By Lauren Hungarland, staff editor Secretary of Education Arne Duncan announced new regulations this past week regarding for-profit colleges and universities.  The regulations are meant to hold for-profit institutions accountable to both their students and the government.  This increase in oversight is necessary after complaints about questionable recruiting practices by some universities that made false claims about job placement and salary expectations.

Although for-profit institutions of higher-education have been around for a long time, there has been an increase in scrutiny towards these institutions as their profits rise quickly and their students default on federal student loans.  Additionally, many students complain about false statements made by recruiters saying almost anything to get students to sign up.  Providing incentives for recruiters at these institutions has been illegal for a number of years, but loopholes in current policy encourage aggressive behavior and deception regardless of current regulations.

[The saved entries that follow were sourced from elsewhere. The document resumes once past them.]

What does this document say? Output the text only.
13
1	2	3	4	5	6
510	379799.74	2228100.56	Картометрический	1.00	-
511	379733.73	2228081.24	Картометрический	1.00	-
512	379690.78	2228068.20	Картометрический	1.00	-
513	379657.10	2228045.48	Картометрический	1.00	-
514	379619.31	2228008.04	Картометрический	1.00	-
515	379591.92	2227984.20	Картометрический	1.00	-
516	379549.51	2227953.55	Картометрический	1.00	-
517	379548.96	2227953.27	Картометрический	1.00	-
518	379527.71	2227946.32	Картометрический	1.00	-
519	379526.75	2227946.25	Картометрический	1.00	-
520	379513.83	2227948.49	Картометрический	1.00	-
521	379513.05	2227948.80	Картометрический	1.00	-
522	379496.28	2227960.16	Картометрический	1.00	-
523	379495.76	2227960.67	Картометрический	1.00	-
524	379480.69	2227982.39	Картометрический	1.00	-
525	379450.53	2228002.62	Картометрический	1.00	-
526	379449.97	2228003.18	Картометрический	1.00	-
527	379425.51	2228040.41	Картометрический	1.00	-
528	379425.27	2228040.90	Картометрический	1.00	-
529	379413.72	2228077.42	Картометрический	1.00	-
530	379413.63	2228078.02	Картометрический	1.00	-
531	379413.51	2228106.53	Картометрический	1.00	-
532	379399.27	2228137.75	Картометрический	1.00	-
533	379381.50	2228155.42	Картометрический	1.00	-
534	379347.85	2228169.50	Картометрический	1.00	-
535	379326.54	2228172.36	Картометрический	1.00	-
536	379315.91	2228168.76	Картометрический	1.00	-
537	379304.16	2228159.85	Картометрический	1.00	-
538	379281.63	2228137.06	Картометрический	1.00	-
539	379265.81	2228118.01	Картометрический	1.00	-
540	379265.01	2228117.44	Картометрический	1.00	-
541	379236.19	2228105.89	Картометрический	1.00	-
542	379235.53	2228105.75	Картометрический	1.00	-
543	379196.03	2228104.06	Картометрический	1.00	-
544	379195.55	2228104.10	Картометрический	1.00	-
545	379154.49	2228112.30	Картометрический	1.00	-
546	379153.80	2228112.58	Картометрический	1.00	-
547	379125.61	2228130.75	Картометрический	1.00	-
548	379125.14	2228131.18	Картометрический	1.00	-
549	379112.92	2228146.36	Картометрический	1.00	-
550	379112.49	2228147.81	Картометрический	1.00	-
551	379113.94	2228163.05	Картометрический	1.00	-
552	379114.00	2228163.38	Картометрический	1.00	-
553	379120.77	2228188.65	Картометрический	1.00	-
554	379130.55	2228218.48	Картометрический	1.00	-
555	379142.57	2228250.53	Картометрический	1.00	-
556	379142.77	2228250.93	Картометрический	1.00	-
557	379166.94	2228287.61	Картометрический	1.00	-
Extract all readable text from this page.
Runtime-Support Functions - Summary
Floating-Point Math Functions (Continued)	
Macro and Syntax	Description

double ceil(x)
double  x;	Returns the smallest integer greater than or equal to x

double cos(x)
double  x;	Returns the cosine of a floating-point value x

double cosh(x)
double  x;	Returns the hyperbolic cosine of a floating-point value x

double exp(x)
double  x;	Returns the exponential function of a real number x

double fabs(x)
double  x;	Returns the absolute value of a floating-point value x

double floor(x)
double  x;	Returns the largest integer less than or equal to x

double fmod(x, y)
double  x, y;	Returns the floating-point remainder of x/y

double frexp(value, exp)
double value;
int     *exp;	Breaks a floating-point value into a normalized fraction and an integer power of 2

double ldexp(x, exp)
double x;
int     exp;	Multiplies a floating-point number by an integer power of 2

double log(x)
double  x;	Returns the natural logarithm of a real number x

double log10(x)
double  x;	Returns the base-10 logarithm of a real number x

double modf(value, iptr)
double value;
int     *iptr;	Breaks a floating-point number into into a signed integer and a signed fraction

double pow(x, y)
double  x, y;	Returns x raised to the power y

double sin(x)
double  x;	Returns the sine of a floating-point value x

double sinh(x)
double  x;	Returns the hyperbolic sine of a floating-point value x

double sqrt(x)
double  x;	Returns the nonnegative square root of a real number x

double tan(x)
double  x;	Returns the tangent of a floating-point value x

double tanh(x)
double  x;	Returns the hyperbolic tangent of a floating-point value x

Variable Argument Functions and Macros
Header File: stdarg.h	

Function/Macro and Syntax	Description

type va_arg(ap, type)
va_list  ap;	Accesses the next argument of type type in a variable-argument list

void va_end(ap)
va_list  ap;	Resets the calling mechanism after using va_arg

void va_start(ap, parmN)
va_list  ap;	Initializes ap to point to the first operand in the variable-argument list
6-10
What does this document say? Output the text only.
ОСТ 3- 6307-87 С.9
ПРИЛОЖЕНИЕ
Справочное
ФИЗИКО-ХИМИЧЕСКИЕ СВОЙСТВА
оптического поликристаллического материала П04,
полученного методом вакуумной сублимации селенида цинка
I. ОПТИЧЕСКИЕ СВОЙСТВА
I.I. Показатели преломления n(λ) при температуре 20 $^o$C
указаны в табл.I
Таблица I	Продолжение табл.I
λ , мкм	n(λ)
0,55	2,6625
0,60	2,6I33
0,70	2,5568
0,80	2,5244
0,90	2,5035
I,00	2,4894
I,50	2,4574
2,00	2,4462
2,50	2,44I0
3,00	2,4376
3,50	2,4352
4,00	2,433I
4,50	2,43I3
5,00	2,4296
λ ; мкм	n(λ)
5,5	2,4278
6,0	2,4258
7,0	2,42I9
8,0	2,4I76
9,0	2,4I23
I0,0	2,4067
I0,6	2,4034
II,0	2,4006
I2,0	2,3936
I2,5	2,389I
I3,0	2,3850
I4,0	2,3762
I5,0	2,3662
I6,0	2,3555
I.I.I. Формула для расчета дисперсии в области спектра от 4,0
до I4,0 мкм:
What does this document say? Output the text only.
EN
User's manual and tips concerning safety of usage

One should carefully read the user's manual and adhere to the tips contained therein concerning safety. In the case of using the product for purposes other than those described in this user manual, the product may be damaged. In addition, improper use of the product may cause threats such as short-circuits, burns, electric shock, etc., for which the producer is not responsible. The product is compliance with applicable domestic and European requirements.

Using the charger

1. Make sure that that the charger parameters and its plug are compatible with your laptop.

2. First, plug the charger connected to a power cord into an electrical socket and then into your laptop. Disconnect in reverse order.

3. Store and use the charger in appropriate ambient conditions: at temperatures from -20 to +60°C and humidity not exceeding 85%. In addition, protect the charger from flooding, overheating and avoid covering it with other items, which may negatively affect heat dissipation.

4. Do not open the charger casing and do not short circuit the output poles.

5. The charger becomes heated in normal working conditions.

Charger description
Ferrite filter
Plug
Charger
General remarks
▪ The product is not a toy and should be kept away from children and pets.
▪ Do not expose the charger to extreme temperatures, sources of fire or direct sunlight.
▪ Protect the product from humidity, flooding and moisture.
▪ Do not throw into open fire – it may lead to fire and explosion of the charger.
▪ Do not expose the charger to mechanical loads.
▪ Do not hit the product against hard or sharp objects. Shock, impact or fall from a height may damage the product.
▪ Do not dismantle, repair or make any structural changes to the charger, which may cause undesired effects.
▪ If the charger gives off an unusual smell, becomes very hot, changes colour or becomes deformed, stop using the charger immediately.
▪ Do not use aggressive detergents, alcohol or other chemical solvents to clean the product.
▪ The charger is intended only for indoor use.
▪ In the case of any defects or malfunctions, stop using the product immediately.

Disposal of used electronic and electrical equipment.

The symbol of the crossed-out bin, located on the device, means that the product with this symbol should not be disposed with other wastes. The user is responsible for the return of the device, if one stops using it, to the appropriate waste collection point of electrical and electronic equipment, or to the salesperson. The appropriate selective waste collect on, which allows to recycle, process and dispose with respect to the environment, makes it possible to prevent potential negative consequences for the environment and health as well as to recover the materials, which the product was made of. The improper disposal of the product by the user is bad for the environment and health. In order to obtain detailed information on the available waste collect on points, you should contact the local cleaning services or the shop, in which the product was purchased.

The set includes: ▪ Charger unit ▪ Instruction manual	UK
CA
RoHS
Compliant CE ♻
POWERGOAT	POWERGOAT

For-profit colleges receive most of their tuition payments in the form of federal student loans (accounting for 80 percent of their income).  These loans have increasingly high default rates as recruiters convince students to take on loans that they cannot afford.  According to the U.S. Department of Education, students at for-profit institutions represent 43 percent of federal loan defaults, even though they represent only 11 percent of all higher education students.   The new transparency standards set in place as of July 1, 2011, will require that schools be forthcoming with students about the jobs their graduates receive and expected incomes following graduation.

The new measures also regulate what is considered a “credit hour.” Until now, there has been no definition of what constitutes a “credit hour.”  For-profit institutions inflate the credit hours of their classes to raise tuition rates and therefore increase profits from federal loan programs.

For-profit institutions offer a whole host of other problems for students.  Many are not regionally accredited, and thus their credits cannot be transferred to other four-year universities.  Many students claim recruiters made this unclear when they took out student loans to support their studies at for-profit schools.  Additionally, the tuition levels at for-profit institutions also appear to be higher in many instances than local community and public four-year colleges.  For-profit institutions market themselves by offering night, weekend, and online courses for working students and by making tuition sound more affordable than it really is with inflated post-graduate salary statistics and high levels of student loans.

Can education be a profitable business without sacrificing quality and values?  Should the needs of students be sacrificed to meet the needs of shareholders? Hopefully the new regulations set forth this week by the Department of Education will keep companies from taking advantage of students wanting to better themselves through continuing education.